A lot of people talk about the buttery and vanilla qualities of chardonnay- frequently that’s their reason for disliking it. Here’s the thing, the vanilla and butter qualities are coming from malolactic fermentation (MLF). MLF, or I’ve heard a bunch of experts call it just malo, is the process of taking the sour, pucker worthy acid of the juice and rounding it out into it’s more buttery/creamy tones. This happens when the acid in wine is introduced to certain bacteria that basically eat the malic acid in grapes and give off softer, rounder, more buttery lactic acids.

And when talking white wines, especially chardonnay, you gotta talk about oak. A lot of white wines don’t spend any time in oak, stainless steel being the most common while others actually use cement or clay- the idea being that most whites are just too delicate for oak- it overwhelms the gorgeous but light floral and fruity perfumes. But chardonnay- that’s a heartier grape and oak can really stiffen up that backbone.

Oak barrels have tiny, pretty much microscopic pores that allow oxygen in, slowly exposing the wine to oxygen. Add to that, American oak is more porous than French oak, and that begins to explain why Sonoma- especially the Russian River Valley- produce chardonnays with such distinctive flavors of vanilla, cream, baking spice and caramel- not only is that a characteristic of American oak barrel aging, but the more porous the barrel is, the more MLF the wine experiences.

Sips of Information on Chardonnay:

Flavor profile: Fruit up front (pear, green apple and lemon in cooler climates, pineapple, tangerine, melon in warm climates. Oaked: smoke, vanilla, cream, baking spices (nutmeg, cloves, cinnamon).
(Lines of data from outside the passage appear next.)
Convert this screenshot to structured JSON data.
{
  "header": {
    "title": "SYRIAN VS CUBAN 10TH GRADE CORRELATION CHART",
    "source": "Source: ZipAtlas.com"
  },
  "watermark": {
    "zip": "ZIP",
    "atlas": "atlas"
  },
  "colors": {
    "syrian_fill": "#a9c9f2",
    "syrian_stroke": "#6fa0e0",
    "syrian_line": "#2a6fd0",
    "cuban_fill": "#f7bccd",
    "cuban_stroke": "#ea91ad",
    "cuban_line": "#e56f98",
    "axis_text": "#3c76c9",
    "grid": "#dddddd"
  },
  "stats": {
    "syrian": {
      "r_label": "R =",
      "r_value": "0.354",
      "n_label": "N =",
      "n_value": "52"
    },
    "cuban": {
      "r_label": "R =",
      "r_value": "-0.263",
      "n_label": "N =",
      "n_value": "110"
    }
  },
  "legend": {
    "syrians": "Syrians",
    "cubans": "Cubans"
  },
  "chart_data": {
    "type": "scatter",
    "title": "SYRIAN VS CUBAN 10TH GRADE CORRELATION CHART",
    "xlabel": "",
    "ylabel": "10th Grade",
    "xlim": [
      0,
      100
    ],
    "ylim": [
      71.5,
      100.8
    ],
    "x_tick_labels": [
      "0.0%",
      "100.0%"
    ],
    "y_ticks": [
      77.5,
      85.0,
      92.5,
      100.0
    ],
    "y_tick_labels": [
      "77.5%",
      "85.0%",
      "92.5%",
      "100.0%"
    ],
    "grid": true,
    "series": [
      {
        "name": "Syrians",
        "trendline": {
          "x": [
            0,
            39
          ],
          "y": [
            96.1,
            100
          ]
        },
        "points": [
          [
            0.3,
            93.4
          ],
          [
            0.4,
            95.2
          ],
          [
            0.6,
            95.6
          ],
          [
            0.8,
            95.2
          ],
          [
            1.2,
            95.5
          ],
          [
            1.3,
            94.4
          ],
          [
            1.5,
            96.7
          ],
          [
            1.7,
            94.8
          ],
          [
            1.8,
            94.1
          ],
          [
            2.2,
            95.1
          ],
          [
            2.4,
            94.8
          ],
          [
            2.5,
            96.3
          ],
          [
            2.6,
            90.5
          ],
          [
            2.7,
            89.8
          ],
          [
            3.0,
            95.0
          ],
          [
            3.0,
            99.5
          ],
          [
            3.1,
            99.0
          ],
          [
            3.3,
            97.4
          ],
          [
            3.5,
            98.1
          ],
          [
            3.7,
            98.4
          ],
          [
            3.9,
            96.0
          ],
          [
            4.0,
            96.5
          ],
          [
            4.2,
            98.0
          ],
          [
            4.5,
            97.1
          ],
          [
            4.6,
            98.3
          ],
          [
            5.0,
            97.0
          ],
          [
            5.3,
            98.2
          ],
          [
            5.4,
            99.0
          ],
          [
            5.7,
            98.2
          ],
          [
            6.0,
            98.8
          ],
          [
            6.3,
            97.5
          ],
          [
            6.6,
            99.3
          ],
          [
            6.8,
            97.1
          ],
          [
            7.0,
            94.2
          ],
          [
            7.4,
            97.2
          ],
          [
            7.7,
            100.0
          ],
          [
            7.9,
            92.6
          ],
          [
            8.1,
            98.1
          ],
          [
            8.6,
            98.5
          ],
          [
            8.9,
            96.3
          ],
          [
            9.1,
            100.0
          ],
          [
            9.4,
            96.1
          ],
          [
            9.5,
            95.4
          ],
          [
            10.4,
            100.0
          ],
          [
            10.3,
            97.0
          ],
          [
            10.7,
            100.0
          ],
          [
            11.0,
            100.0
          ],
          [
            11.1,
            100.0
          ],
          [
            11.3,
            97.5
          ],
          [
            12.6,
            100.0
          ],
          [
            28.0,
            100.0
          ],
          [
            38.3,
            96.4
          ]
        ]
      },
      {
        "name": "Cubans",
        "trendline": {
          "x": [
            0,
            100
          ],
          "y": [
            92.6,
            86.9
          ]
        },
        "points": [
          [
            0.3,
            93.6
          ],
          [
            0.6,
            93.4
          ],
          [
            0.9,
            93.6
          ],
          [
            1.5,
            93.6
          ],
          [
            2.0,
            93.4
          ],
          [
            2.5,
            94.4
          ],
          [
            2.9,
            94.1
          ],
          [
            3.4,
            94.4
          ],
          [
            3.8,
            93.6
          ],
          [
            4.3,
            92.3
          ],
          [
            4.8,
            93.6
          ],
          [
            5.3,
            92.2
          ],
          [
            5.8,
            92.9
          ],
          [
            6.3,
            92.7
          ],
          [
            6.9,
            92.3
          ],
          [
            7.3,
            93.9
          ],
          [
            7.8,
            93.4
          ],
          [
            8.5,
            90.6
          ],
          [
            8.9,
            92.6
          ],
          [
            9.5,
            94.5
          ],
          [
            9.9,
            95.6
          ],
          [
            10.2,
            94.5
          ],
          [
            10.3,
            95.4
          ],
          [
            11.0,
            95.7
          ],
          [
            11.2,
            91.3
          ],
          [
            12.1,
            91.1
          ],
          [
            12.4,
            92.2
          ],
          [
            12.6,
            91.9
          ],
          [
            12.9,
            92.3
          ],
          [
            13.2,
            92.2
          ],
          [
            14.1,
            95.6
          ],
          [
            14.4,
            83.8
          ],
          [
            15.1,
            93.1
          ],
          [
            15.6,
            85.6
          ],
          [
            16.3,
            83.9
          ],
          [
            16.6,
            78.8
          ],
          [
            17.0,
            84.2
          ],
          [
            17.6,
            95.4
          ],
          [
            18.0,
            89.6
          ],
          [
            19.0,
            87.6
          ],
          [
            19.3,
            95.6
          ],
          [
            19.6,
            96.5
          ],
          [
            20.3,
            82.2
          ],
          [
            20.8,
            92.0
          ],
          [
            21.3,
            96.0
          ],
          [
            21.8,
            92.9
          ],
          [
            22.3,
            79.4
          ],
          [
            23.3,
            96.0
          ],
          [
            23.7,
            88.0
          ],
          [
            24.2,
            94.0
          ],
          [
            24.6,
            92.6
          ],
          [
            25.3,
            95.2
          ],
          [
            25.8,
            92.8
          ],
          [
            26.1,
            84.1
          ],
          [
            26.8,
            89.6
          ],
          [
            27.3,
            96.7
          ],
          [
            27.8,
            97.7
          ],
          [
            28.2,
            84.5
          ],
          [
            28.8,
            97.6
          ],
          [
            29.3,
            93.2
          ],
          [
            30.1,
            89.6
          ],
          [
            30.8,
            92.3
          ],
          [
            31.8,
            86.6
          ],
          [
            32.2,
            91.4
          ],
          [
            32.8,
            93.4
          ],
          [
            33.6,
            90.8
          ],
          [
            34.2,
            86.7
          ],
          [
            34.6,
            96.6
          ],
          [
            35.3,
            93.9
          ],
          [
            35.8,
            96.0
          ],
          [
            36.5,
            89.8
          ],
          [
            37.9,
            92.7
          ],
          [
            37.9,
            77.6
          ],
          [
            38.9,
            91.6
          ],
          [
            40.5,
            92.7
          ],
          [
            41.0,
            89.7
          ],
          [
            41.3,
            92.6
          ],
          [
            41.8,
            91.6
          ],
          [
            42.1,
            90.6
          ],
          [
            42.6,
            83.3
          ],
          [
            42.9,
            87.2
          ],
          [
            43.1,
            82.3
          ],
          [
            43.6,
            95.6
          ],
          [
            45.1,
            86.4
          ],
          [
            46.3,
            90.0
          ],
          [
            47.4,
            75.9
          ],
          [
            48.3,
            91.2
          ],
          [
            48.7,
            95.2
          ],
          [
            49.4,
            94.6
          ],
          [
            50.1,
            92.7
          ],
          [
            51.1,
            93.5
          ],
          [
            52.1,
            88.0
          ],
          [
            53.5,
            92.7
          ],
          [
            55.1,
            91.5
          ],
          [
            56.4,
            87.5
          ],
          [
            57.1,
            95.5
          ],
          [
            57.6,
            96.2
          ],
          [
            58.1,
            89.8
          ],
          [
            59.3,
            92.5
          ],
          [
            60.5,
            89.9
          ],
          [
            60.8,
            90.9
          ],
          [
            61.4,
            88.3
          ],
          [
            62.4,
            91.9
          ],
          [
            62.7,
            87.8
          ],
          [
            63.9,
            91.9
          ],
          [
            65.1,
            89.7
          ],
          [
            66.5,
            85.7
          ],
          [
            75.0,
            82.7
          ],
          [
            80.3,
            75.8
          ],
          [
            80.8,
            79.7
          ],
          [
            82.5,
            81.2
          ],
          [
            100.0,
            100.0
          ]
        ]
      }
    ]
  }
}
Most famous regions: Burgundy (check out Maiconnaise, Pouilly Fuisse), California’s Sonoma (Russian River Valley), New Zealand, Chile, Argentina, Oregon, Washington

Best Food Pairings: Buttery popcorn. Seriously, you might be downing beers or something while sitting at home and watching your favorite movie, but I promise, next time you sit down for a favorite flick, just pour a chardonnay- any chardonnay will work. The acid in the wine is going to cut through the butter of the popcorn, the fruit is going to be refreshing and keep you awake, even if the movie is a little boring. If you’re really worried about the quality of the movie being more in line with Indiana Jones: Kingdom of the Crystal Skull than Indiana Jones and the Last Crusade, go with a new world Chardonnay- they tend to be higher in alcohol content, so maybe, just maybe, you won’t notice so much.

Unconventional Food Pairings: Steak- I promise, the full body rises to the occasion while the high acid helps to cut through the fat in the meat and some of the creaminess of the sauce. This is a great thing to take to a summer barbecue when you want to enjoy the crisp, refreshing qualities of chardonnay, but don’t want the wine to completely overpower your meal. Not to mention, it’s also going to be ridiculously good with the creamy potato salad and coleslaw you’re eating alongside the t-bone, and can handle the juxtaposition of sweet/salty/hot barbecue sauce you might want to dip your meat in.

Meg’s Picks: Il Nobilo from New Zealand was like a fruit-forward tropical creamsicle that made me feel like I was on a white sand beach in paradise… not on my couch in 100 degree weather feeling guilty that I didn’t go to the gym… and I loved it for that.